C’est une de ces décisions kafkaïennes qui font hésiter entre la rage et l’amertume. La tristesse et la colère. La Commission européenne – puisque c’est bien d’elle qu’il s’agit – a décidé d’ouvrir une enquête contre Intermarché, pour s’être accordé avec son concurrent Leclerc, l’été dernier, afin d’acheter du porc aux éleveurs français à un prix plancher de 1,40 euro. L’accord signé répondait à une revendication des éleveurs, qui ne parviennent pas à vendre leur viande au prix décent qui leur permettrait, tout simplement, de survivre. Las ! Bruxelles estime qu’il pourrait être « discriminatoire vis-à-vis des pays tiers ». Circulez.
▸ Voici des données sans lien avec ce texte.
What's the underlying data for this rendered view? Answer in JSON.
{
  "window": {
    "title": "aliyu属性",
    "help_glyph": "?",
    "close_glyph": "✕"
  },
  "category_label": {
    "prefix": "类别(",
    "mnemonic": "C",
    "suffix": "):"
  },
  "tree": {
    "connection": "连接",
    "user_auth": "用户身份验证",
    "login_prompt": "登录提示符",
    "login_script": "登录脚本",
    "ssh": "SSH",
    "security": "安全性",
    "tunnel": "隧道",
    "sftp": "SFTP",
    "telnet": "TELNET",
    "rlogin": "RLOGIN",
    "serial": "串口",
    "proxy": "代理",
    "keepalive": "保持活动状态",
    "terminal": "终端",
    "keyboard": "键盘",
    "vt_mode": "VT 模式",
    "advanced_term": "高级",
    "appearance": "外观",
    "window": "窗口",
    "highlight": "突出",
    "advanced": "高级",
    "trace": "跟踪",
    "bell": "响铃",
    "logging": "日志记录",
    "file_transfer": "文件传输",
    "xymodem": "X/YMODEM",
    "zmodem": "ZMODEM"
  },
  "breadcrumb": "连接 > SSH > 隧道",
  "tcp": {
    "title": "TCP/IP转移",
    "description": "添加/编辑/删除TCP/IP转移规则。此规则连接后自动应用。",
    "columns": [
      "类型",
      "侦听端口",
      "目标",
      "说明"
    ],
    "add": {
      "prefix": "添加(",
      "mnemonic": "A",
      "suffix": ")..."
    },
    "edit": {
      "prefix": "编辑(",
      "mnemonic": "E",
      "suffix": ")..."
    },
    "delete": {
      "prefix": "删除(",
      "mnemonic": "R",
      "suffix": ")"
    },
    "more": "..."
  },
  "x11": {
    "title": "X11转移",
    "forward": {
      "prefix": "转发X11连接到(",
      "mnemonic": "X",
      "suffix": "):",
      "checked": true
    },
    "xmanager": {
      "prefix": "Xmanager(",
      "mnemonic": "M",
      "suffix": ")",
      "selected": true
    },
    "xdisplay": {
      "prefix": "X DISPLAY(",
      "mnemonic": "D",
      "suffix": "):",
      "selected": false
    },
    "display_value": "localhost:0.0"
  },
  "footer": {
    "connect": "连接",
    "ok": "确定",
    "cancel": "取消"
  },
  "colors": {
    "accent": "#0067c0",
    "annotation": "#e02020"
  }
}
Bien sûr, ce sursaut légaliste et procédurier de la Commission – dont on se demande si elle n’a pas mieux à faire par les temps qui courent – pourrait n’être que risible, s’il n’était porteur de conséquences aussi dramatiques. S’il n’était, aussi, symptomatique de la manière de procéder de cette Europe-là. Forte avec les faibles, faible avec les forts.
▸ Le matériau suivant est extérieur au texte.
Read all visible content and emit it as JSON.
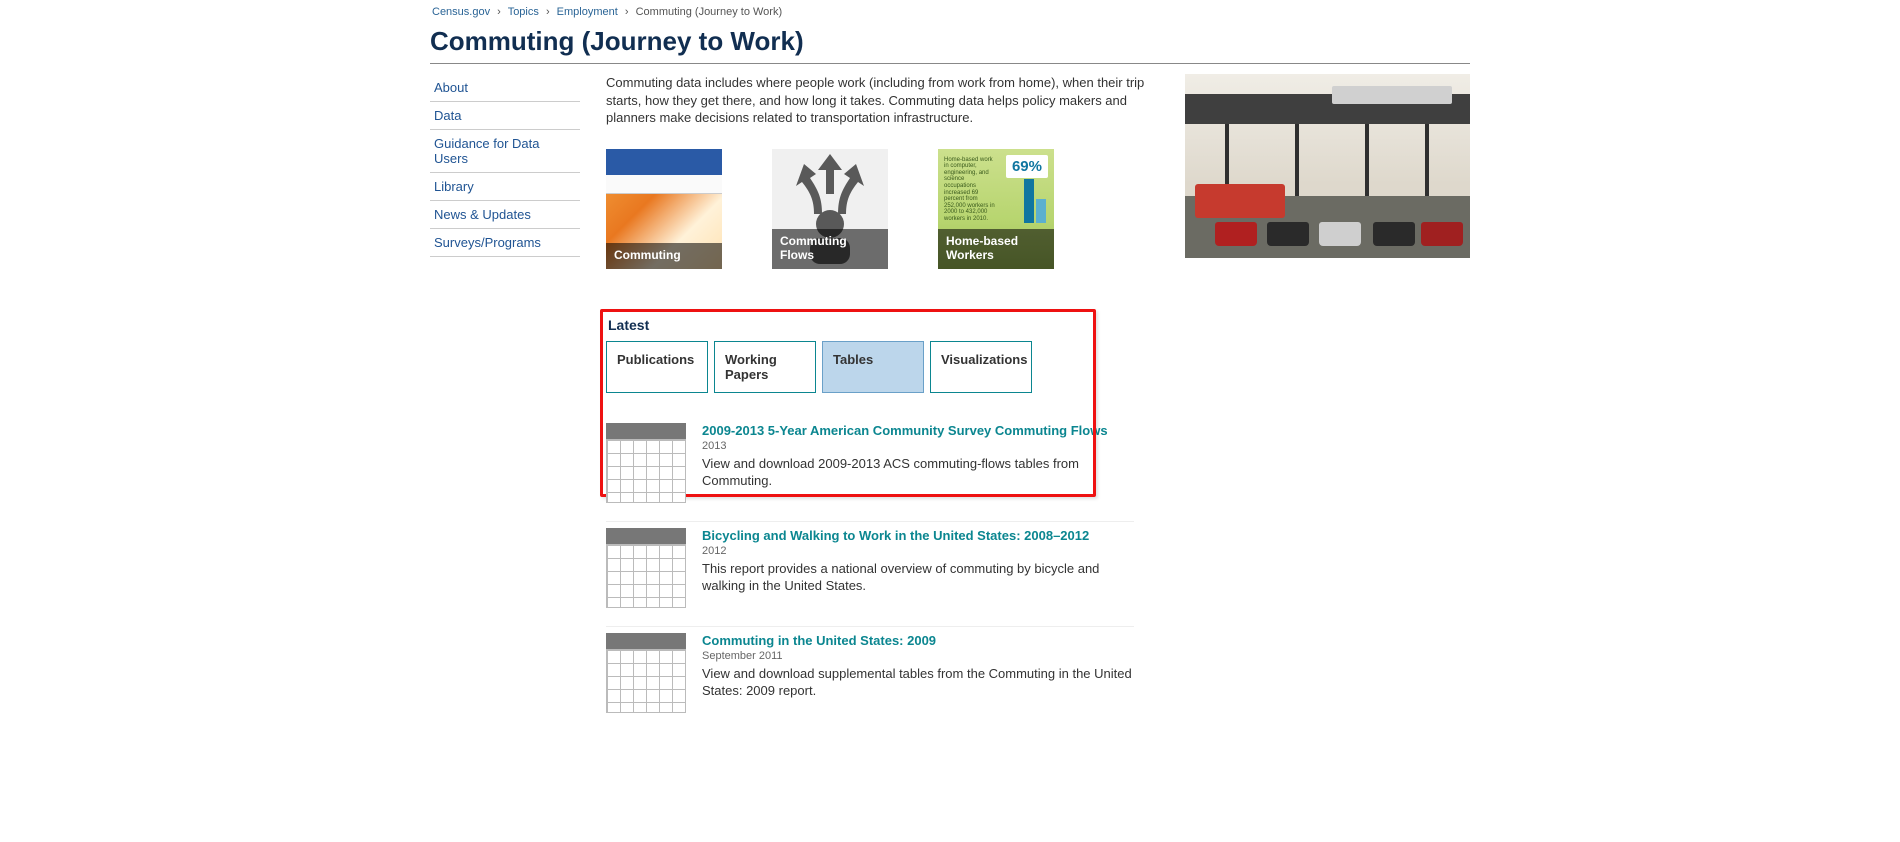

Car si les causes des difficultés des éleveurs de porc tricolores sont diverses, elles tiennent beaucoup à la concurrence intra-européenne, et particulièrement à celle des abattoirs allemands. Ces derniers, au prix d’une organisation industrielle martiale, aussi peu respectueuse du bien-être animal que de la qualité des produits, sont parvenus à pratiquer des prix défiant toute concurrence. Le pays est ainsi devenu le troisième plus gros producteur de porc du monde, avec près de 60 millions d’animaux découpés chaque année, derrière la Chine et les États-Unis. Parmi les recettes appétissantes de cet agrobusiness juteux : le recours à des salariés est-européens payés au lance-pierres, souvent à peine plus de cinq euros de l’heure ! Le tout grâce à la directive européenne sur les travailleurs détachés, que Bruxelles a mis près d’une décennie à rendre un tant soit peu plus restrictive.